Accioné los frenos poco confiables de la bici y me detuve varios metros pasada la bocacalle. Un escalofrío inédito me recorrió la espalda mientras trataba de pegar la vuelta sin darme los pedales contra los talones. Fueron esos escasos pasos del regreso la escena de suspenso más intensa que en mis recién cumplidos doce años me había tocado protagonizar.

No es que había sido incrédulo de lo que mis ojos vieron: ¡El volquete era real y estaba justo frente al campito! Si bien era una señal importante, pensé que podría haber estado interpretándola de manera pesimista.

Me acerqué, admito que con un par de lágrimas haciendo equilibrio por mis párpados, y ya no me quedó chance de aferrarme a alguna duda al divisar el follaje de las tacuaras depositadas en su interior. Después oí las voces de los intrusos. Reían por algo que no entendí mientras arrastraban otra tanda de cañas desde el fondo del baldío. No me animé a preguntarles que estaban haciendo. Pero la incógnita no tardó en revelarse. Segundos después, cuando el viento cambió de sentido, se disipó la humareda de los chorizos que se asaban en una parrilla instalada sobre el suelo y dejó ver frente a mis narices un cartel en el que se citaba el número de permiso de obra, los datos del arquitecto responsable y más abajo el nombre del santuario que allí se levantaría.

Me quedé paralizado un rato hasta que decidí qué hacer.

El lugar se seguía poblando de trabajadores. Ya superaban la media docena cuando me marché para informarles a los pibes la novedad.

Escépticos al principio, pensaban que les estaba jugando una broma, luego se fueron arrimando a la canchita ante mi insistencia y la contemplación de mi rostro desencajado. Matías y Cristian me ayudaron con la tarea y en pocos minutos ya estaba reunido casi todo el grupo.

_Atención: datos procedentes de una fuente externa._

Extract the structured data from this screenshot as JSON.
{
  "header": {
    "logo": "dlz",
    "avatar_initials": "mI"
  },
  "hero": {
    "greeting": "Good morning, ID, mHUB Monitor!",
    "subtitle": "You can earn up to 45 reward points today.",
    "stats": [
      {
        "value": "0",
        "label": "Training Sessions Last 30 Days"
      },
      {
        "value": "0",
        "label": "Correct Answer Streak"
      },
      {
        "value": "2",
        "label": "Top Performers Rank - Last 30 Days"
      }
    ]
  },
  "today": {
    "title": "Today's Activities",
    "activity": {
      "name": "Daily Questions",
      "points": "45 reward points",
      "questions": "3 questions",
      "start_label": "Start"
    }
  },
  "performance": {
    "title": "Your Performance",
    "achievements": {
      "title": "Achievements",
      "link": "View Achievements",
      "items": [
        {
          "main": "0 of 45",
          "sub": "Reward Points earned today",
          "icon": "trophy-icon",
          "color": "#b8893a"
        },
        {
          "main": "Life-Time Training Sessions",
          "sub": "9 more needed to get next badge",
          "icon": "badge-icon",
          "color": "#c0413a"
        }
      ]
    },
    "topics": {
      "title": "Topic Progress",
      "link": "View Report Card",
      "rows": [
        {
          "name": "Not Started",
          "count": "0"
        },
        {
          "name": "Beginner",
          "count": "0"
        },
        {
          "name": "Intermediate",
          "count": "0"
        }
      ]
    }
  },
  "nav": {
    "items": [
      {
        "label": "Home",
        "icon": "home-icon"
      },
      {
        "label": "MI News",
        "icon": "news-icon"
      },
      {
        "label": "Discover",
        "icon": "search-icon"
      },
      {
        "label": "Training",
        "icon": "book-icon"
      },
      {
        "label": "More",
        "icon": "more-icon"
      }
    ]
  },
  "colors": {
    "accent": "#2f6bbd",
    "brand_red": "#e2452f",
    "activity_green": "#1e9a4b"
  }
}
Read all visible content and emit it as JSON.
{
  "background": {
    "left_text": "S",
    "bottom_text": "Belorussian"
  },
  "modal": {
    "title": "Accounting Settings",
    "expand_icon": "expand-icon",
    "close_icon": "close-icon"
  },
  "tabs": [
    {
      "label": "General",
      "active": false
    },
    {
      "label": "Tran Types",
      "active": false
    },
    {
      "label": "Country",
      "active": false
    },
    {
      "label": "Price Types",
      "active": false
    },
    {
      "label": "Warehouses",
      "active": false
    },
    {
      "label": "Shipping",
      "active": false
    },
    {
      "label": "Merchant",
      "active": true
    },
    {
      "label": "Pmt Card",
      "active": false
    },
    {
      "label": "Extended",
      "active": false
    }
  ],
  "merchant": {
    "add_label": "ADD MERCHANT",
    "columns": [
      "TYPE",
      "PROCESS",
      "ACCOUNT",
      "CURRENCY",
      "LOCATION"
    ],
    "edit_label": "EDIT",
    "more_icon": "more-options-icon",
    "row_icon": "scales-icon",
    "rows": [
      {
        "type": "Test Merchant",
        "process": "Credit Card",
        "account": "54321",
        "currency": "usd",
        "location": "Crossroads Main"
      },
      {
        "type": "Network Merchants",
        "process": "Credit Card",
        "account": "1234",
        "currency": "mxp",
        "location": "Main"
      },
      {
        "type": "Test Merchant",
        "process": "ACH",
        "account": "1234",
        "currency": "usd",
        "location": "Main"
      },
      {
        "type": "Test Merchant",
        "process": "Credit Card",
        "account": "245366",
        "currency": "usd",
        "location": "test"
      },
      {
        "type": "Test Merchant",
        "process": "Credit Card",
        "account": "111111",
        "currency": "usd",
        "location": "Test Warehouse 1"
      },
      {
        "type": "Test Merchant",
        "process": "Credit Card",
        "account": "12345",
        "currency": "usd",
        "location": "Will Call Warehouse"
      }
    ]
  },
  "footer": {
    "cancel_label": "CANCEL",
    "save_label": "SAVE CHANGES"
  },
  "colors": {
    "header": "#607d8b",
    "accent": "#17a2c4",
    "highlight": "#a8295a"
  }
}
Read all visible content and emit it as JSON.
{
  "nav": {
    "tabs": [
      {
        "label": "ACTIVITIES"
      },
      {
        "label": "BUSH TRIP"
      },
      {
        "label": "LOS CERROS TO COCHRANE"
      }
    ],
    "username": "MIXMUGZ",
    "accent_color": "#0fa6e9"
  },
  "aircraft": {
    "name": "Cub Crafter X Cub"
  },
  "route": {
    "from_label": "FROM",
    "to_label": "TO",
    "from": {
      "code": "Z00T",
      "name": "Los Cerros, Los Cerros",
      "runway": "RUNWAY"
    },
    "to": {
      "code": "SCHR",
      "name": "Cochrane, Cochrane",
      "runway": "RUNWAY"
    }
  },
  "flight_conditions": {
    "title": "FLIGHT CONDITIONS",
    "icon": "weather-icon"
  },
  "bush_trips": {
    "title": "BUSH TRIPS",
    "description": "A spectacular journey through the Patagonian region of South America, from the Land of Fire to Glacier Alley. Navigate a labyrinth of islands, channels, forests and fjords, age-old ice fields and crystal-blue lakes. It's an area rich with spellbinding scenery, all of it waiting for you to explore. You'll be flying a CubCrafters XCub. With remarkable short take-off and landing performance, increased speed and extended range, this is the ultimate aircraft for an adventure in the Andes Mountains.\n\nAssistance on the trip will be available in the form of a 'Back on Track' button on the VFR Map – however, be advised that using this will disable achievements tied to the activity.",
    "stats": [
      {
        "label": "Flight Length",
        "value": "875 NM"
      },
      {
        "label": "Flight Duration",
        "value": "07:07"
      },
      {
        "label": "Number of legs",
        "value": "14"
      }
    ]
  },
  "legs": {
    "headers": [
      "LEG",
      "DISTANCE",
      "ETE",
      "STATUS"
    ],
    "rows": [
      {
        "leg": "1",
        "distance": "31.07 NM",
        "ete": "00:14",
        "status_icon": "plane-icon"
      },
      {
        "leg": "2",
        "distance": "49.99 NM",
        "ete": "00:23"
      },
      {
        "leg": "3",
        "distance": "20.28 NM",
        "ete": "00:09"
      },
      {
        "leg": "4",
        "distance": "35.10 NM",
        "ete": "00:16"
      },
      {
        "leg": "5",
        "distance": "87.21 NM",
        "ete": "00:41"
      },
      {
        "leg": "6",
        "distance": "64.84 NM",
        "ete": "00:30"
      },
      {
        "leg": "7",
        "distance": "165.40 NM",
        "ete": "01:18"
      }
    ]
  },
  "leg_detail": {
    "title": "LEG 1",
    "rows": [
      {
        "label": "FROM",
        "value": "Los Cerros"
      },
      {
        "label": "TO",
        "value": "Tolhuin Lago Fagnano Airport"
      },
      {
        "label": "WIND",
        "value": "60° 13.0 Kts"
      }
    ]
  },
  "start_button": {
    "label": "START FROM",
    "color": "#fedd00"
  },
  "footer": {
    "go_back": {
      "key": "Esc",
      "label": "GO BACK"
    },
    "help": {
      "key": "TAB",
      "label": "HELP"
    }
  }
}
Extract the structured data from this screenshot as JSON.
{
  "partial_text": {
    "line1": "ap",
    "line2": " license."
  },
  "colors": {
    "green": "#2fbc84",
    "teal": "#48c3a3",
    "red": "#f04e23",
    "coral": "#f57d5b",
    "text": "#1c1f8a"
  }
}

Para cuando llegaron los hermanos Guerra con el Cabezón (eran los que más alejados vivían) los obreros ya habían desmontado el cañaveral que hasta entonces nos había servido de barrera natural para evitar que el 90 % de los pelotazos desviados en esa dirección superaran la medianera que daba al “cementerio de los esféricos” que no era otra cosa que el jardín del fondo de la casa de la vieja amargada de Maruja.

La cuestión era que allí estábamos, uno al lado del otro, mirando como una de nuestras peores pesadillas se estaba materializando.

Cuando comenzaron a remover el arco de atrás sentimos que nos estaban amputando una parte del
alma, era como si nos estuviesen profanando la última sonrisa ingenua y cortamos así la cinta
inaugural de la congoja.

Pero, a pesar de la impotencia que nos embargaba, tuvimos tiempo para planear la última jugada. Nos agrupamos en ronda y escuchamos atentos la estrategia que nos proponía Silvio, como hacíamos siempre que nos capitaneaba cuando nos enfrentábamos con los clásicos rivales de la zona.

El plan era sencillo. Después de un movimiento de distracción, Ariel, que era el más rápido de todos, emprendería una maniobra perfectamente catalogable como la jugada de todos los tiempos (por lo menos para nosotros) por lo heroica y generosa que nos permitiría cumplir con nuestro objetivo final.

Esperamos el momento justo escondidos detrás de un averiado camión de reparto de soda.

Lucho y Guille tensaron sus gomeras y comenzaron a arrojar al aire los petardos que Hernán y Dani les encendían. El susto fue tal que los trabajadores no notaron cómo Ariel les secuestraba la choriceada poniéndola dentro de una bolsa de plástico. ¡Si hasta tuvo que pegarles un chiflido mientras la levantaba con un brazo para que se dieran cuenta de lo que estaba sucediendo!
Lo siguieron torpemente calzados en sus pesados borceguís unas cuantas cuadras hasta que se dieron por vencidos.

Mientras tanto, el flaco Víctor cumplió con su parte y riendo como un loco se vino picando en el asfalto la pelota de goma marca Pulpo que le había pedido prestada a su sobrinito de tres años.

Sin más demoras, saltamos el vallado de la obra e invadimos el mutilado campo de juego para desarrollar el partido de despedida más breve y sobre todo más emotivo del que tengamos memoria hasta hoy,… cuarenta años después.